Когда гости успели заплатить первую дань проголодавшимся желудкам изысканными блюдами да утолить свою жажду несколькими кубками пенящегося старого вина, Йедидия наклонился к сидевшему по правую его руку Хананиэлю и тихо сказал:
— Дочь твоя — красавица; она цветет и благоухает, как начинающая распускаться пышная роза. Отчего бы не пересадить тебе эту восхитительную розу к нам, в Сион, куда стекается все возвышенное и прекрасное?
— С удовольствием пересадил бы сюда мою розу, — ответил с улыбкою Хананиэль, — если бы нашелся подобающий для нее сад, где за нею был бы хороший уход и где бы она вдоволь орошалась небесной росою.
— Я был бы счастливейшим человеком, — сказал с замиранием сердца Йедидия, — если бы мой дом оказался достойным садом для твоей прелестной розы. Моя любовь была бы для нее небесною росою, а что касается моего достатка, то, право, Господь ни в чем меня не обидел.
— Уже около года, — сказал Хананиэль, — как молодые вельможи из колена Эфраима добиваются руки моей дочери, но ни один из них не пришелся ей по душе, и она решила предпочесть иерусалимца, если придется ей по вкусу. Поговори с нею, мой друг, и, если она согласится, я буду очень рад и во имя Бога благословлю ваш союз.
По окончании ужина Йедидия улучил минуту, когда Тирца была одна, и, подошедши к ней, с сердечным трепетом сказал:
— Любопытно знать, красивая эфраимлянка, какое впечатление произвели на тебя Сион и его жители?
— Сион, — ответила с очаровательною улыбкою красавица, — в моих глазах рай, а жители его — ангелы Божии.
— Твое мнение, милая Тирца, если оно относится ко всем без исключения сионцам, придает мне много гордости.
— Все сионцы вправе гордиться, если они на тебя похожи.
— Подобный отзыв из таких прелестных уст меня несказанно радует, и как бы я был счастлив, если б услышал нечто подобное от моей невесты, когда она у меня будет!
— Твоя невеста верно не хуже будет отзываться о тебе — она и будет счастливейшей из женщин.
— Дорогая Тирца, не согласишься ли ты попробовать этого счастья? — спросил взволнованный молодой человек, взяв за руку не менее взволнованную красавицу. — Осчастливь меня твоей прелестною рукою, и я буду блаженнейшим человеком в мире.
— Это зависит от моего отца, — сказала вся зардевшаяся девушка. — Поговори с ним, и с его согласием получишь мою руку и сердце.
Тут к молодым людям подошел издали наблюдавший за ними Хананиэль и сказал:
— Понимаю, о чем между вами идет разговор, и советую тебе, дорогое дитя мое, согласиться на просьбу благородного Йедидии. Лучшего мужа тебе и не надобно: я нахожу его прекраснейшим человеком из всех молодых людей, которых когда-либо знал.

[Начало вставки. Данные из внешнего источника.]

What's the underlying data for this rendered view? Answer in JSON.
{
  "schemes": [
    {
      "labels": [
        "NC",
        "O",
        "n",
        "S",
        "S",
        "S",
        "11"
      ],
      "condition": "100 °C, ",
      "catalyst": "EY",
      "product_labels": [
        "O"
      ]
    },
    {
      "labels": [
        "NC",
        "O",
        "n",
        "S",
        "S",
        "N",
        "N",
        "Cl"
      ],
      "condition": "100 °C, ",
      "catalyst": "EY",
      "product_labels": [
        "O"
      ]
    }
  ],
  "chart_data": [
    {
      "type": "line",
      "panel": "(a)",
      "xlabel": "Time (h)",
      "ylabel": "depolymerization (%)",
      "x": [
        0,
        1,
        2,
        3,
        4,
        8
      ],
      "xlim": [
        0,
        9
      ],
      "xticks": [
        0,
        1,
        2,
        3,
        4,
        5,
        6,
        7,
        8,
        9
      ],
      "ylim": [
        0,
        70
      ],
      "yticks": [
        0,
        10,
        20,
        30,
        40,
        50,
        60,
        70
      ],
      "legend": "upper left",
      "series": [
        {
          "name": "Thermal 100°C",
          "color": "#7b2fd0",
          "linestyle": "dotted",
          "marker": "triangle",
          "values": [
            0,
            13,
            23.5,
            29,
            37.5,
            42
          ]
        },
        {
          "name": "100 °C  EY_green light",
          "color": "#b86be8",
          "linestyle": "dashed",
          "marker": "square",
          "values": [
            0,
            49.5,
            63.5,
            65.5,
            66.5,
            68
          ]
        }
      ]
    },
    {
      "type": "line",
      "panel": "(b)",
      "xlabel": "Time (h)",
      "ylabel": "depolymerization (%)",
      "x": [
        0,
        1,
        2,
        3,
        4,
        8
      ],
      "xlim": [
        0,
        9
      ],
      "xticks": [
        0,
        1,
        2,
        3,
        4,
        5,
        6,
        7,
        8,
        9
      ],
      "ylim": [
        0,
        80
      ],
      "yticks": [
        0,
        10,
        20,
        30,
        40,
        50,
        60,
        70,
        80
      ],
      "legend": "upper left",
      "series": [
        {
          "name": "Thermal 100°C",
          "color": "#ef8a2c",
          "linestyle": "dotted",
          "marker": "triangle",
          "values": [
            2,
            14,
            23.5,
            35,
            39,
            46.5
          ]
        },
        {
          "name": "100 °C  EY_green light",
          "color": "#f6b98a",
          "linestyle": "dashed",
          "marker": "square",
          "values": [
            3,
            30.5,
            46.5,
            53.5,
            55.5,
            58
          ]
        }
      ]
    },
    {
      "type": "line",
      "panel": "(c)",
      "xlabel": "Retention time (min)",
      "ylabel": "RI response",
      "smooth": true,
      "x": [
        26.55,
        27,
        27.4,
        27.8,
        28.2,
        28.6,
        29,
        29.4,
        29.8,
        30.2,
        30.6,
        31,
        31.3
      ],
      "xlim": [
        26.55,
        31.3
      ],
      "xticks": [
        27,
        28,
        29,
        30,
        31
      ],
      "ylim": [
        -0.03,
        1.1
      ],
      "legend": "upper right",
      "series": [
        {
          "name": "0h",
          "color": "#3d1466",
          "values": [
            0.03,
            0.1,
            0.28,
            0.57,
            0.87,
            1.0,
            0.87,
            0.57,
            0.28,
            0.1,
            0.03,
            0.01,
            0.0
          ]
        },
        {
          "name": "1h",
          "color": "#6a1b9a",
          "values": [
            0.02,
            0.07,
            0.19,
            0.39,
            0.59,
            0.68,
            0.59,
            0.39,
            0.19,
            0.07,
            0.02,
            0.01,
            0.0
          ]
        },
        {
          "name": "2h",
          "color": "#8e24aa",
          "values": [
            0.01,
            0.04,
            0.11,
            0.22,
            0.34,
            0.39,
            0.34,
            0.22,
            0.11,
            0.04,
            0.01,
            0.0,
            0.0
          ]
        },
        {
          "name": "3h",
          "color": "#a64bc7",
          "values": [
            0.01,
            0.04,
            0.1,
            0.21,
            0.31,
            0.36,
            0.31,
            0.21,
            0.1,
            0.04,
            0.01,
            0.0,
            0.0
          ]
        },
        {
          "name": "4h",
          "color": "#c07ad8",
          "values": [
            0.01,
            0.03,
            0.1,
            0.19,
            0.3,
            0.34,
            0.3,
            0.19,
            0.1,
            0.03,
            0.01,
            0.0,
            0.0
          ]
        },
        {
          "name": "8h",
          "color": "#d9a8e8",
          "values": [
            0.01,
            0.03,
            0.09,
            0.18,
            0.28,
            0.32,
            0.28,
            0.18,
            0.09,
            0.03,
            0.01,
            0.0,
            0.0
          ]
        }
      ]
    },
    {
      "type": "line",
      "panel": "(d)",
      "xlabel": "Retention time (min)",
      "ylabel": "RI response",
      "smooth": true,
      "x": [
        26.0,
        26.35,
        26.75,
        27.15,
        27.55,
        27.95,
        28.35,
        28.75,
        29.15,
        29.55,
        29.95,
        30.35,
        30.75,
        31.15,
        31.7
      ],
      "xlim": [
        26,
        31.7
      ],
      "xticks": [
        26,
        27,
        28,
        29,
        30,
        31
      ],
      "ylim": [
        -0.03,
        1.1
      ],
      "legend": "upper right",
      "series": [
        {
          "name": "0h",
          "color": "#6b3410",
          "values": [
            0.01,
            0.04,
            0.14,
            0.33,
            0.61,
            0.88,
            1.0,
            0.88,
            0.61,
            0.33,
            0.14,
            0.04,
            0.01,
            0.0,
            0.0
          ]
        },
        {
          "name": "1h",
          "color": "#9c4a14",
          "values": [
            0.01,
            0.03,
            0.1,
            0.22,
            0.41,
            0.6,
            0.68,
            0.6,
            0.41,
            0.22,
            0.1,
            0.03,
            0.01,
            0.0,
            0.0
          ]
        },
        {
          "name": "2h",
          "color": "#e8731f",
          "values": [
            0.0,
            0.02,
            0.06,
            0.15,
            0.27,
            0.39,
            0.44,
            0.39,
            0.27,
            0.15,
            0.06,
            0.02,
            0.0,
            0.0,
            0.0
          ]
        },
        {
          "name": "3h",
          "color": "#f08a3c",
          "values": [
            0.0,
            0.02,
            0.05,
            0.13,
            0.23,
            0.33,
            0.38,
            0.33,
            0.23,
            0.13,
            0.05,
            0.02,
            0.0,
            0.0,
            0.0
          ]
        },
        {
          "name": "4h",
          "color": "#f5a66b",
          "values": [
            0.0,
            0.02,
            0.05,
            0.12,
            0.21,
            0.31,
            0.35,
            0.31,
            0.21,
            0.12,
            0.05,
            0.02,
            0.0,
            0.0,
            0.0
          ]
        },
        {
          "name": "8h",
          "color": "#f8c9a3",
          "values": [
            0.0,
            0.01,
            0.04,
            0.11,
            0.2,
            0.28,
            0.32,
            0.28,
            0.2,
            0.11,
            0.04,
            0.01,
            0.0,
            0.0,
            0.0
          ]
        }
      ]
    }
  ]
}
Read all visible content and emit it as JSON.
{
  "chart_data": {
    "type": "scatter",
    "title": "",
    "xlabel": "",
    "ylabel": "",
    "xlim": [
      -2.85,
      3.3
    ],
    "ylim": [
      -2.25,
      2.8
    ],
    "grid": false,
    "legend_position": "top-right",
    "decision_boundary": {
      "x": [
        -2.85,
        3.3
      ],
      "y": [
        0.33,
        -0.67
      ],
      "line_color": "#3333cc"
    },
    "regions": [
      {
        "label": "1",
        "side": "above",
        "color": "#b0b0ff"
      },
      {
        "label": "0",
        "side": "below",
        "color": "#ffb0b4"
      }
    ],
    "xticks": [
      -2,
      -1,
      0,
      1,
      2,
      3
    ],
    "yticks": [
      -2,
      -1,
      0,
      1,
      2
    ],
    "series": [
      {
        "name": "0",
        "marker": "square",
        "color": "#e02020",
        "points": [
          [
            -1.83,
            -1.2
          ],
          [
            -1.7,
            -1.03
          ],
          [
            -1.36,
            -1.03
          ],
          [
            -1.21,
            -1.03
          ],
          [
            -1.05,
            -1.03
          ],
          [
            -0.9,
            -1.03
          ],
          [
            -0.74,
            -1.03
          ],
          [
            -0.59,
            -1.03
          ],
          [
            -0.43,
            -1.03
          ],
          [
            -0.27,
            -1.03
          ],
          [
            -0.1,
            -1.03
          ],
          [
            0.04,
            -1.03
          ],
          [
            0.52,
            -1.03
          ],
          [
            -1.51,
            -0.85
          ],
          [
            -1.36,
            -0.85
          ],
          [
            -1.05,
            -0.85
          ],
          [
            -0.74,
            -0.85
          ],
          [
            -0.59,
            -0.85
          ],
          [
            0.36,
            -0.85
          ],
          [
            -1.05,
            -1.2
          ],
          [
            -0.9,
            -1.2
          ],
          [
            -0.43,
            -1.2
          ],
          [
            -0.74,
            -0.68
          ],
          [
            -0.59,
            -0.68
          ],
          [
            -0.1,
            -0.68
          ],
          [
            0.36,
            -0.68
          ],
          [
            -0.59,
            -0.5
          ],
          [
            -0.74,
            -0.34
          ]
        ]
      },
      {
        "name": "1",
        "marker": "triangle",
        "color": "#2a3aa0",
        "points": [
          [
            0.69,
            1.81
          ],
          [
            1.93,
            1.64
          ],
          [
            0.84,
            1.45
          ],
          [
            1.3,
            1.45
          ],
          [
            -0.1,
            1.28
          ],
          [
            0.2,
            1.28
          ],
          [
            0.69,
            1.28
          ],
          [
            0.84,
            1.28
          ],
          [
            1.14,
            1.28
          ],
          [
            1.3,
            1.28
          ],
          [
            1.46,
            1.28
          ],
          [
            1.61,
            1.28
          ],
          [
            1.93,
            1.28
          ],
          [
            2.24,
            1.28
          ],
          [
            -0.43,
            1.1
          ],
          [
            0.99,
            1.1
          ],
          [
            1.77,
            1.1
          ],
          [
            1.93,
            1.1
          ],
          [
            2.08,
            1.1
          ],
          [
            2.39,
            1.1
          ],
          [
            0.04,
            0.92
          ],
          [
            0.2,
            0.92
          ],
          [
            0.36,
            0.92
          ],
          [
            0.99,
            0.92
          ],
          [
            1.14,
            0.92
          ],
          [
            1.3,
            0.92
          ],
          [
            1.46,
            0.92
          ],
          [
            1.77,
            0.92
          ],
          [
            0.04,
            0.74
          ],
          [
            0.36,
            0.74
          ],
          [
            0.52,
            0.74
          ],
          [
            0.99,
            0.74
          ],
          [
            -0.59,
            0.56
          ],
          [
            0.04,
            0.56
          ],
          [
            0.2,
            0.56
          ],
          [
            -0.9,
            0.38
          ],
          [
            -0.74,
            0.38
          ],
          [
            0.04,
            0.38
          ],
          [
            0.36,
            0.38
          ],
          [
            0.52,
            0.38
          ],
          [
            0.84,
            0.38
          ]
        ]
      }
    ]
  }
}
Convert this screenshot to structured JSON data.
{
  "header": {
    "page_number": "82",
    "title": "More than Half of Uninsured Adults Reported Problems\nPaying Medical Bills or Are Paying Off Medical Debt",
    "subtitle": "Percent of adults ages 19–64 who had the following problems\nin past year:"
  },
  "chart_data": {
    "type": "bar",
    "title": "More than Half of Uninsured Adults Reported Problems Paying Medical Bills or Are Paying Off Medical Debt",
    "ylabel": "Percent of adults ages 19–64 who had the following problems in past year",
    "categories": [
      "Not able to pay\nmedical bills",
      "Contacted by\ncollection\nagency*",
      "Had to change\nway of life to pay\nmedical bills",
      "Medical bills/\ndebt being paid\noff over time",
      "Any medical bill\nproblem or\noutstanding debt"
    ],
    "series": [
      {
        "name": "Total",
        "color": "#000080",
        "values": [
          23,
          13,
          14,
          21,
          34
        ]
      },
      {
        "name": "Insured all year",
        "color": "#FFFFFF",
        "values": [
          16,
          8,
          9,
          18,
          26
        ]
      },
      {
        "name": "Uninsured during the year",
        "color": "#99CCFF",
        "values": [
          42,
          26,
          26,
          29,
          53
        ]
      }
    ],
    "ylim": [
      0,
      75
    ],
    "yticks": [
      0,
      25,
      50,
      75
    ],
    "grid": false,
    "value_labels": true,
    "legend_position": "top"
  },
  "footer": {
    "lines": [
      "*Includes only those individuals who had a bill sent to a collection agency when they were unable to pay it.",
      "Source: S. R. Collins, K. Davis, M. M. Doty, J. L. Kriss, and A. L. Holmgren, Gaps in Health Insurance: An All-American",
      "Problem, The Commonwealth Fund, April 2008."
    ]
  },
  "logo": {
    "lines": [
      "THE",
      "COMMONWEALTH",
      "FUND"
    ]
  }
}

— А прелестная Тирца, — заметил с улыбкой Йедидия, — находит меня не человеком, но ангелом.
— Тем и лучше, — радостно сказал Хананиэль, — и я, словно Божий посланец, соединю ваши сердца и вашу жизнь. Будьте же, мои дорогие дети, счастливы, и да благословит вас Господь, обитающий в Сионе!
— Об одном, дорогой Йедидия, попрошу тебя, — сказала красавица, — из всех молодых людей, искавших моей руки, я избрала одного тебя, пусть и я на всю жизнь буду у тебя одной.
— Согласен, милая! Клянусь, что никакая женщина никогда не вытеснит тебя из моего сердца и не помешает нашему счастию.
В тот же вечер между Йедидией и Тирцой состоялась помолвка, а через неделю — свадьба, по случаю которой было роздано много милостыни бедным, а пророки и их ученики были наделены богатыми подарками.
Первый год замужества Тирцы Хананиэль провел в Иерусалиме и, живя в доме дочери, имел возможность разделять ее радость и счастье, ибо она всем сердцем полюбила мужа, который, в свою очередь, окружил ее заботой и нежной любовью.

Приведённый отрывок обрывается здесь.